2 A translation unit shall not #define or #undef names lexically identical to keywords.
Paragraph 1 from C++03 has been removed. The second paragraph has been split in two. The first half has now been changed to specifically state that it only applies to standard headers. The second point has been broadened to include any translation unit, not just those that include headers.
However, the Overview for this section of the standard (17.6.4.1 [constraints.overview]) states:
This section describes restrictions on C++ programs that use the facilities of the C++ standard library.
Therefore, if you are not using the C++ standard library, then you're okay to do what you will.
So to answer your question in the context of C++11: you cannot define (or undefine) any names identical to keywords in any translation unit if you are using the C++ standard library.
They're actually wrong there, or at least doesn't tell the whole story about it. The real reason it's disallowed is that it violates the one-definition-rule (which by the way is also mentioned as the second reason why it's illegal).
To see that it's actually allowed (to redefine keywords), at least if you don't use the standard libraries, you have to look at an entirely different part of the standard, namely the translation phases. It says that the input is only decomposed into preprocessor tokens before preprocessing takes place and looking at those there's no distinction between private and fubar, they are both identifiers to the preprocessor. Later when the input is decomposed into token the replacement has already taken place.
It has been pointed out that there's a restriction on programs that are to use the standard libraries, but it's not evident that the example redefining private is doing that (as opposed to the "Person #4: The Language Lawyer" snippet which uses it for output to cout).
It's mentioned in the last example that the trick doesn't get trampled on by other translation units or tramples on other.
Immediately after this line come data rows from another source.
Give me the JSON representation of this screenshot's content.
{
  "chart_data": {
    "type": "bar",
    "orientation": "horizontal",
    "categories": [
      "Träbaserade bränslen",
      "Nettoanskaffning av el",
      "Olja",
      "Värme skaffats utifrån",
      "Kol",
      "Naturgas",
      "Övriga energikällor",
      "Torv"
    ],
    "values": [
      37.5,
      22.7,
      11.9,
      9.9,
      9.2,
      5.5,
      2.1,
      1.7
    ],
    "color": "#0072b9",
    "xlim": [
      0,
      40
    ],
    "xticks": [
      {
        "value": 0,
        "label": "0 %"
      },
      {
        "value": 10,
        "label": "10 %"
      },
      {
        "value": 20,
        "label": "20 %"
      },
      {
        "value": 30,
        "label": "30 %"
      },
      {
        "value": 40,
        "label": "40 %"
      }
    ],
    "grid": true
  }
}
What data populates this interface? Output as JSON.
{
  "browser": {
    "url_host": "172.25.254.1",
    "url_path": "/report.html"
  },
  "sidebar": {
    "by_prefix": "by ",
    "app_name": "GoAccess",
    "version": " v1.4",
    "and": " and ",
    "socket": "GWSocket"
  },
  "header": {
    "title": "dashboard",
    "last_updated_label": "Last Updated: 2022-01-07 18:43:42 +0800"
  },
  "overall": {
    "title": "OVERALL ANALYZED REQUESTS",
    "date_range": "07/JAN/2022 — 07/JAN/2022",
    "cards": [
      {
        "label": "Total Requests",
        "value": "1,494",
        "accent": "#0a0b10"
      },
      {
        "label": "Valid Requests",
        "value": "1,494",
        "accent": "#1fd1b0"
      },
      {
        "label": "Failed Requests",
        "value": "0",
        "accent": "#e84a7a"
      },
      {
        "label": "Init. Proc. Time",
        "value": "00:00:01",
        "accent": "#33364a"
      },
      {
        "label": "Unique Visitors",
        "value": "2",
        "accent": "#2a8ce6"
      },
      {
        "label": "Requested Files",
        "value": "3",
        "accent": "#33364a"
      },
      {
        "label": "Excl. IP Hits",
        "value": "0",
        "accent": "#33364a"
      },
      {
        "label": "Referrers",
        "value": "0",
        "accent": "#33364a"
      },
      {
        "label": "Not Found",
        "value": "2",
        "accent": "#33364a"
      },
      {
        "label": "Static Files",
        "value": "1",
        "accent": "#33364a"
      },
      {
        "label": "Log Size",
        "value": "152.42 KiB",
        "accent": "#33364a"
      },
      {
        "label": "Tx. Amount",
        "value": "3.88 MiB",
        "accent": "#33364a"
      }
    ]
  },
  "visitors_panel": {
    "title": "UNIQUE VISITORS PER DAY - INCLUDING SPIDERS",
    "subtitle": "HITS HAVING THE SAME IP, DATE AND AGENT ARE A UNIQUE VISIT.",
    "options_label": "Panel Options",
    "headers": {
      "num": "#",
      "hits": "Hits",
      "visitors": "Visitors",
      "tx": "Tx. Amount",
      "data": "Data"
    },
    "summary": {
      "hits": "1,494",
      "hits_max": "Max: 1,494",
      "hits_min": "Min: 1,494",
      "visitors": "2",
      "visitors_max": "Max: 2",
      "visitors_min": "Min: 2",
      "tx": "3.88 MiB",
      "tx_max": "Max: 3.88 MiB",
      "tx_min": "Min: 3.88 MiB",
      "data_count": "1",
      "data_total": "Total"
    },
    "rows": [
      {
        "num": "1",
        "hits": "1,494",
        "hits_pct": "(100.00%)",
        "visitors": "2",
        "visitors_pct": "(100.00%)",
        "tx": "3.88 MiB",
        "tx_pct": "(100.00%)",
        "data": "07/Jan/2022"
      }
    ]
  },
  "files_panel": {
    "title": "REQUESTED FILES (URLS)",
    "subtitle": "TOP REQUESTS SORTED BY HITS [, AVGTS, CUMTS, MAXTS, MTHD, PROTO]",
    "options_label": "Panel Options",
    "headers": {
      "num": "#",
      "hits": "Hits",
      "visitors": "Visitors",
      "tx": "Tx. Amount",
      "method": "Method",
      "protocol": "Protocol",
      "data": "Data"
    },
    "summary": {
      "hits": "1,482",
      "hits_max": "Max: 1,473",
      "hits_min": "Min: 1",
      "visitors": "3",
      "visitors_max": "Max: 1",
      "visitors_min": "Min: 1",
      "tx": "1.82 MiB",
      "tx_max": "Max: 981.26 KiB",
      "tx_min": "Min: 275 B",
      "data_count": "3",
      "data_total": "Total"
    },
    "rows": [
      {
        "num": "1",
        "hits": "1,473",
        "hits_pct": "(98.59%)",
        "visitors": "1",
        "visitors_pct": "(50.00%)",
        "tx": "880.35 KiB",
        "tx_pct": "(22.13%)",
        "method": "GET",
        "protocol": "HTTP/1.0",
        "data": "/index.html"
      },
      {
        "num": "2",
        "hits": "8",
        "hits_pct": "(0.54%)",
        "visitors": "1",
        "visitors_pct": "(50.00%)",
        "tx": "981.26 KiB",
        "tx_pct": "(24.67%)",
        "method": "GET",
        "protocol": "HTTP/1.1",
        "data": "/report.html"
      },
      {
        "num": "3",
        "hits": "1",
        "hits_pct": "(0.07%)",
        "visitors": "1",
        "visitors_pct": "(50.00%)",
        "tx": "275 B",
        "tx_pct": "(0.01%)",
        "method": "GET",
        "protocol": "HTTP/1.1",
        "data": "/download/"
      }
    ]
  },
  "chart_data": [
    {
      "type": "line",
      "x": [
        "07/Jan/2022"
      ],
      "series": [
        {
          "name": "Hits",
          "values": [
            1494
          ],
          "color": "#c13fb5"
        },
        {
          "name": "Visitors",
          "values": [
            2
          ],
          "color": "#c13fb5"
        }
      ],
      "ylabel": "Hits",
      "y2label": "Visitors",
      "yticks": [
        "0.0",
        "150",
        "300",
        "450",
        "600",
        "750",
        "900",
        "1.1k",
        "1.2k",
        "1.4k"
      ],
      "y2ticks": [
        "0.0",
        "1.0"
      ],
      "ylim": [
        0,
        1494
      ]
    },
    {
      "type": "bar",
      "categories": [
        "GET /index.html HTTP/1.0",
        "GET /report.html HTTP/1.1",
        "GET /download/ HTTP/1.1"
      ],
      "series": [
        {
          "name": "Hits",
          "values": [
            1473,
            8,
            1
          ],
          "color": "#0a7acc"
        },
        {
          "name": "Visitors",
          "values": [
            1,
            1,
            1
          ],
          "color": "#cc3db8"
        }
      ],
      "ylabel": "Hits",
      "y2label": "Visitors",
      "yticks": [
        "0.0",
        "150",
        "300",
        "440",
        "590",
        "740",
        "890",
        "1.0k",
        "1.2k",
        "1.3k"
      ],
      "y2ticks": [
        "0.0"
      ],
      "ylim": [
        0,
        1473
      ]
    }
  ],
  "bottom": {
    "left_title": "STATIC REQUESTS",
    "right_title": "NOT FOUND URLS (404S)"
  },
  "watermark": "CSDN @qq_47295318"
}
With this in mind you should probably consider the possibility that the standard library is being used somewhere else which will put this restriction in effect.
Here's a little thing you can do if you don't want someone to use goto's. Just drop the following somewhere in his code where he won't notice it.
#define goto { int x = *(int *)0; } goto
Now every time he tries to use a goto statement, his program will crash.
It's not as far as I'm aware illegal - no compiler I've come across yet will generate an error if you do
#define true false
#defining certain keywords are likely to generate errors in compilation for other reasons. But a lot of them will just result in very strange program behaviour.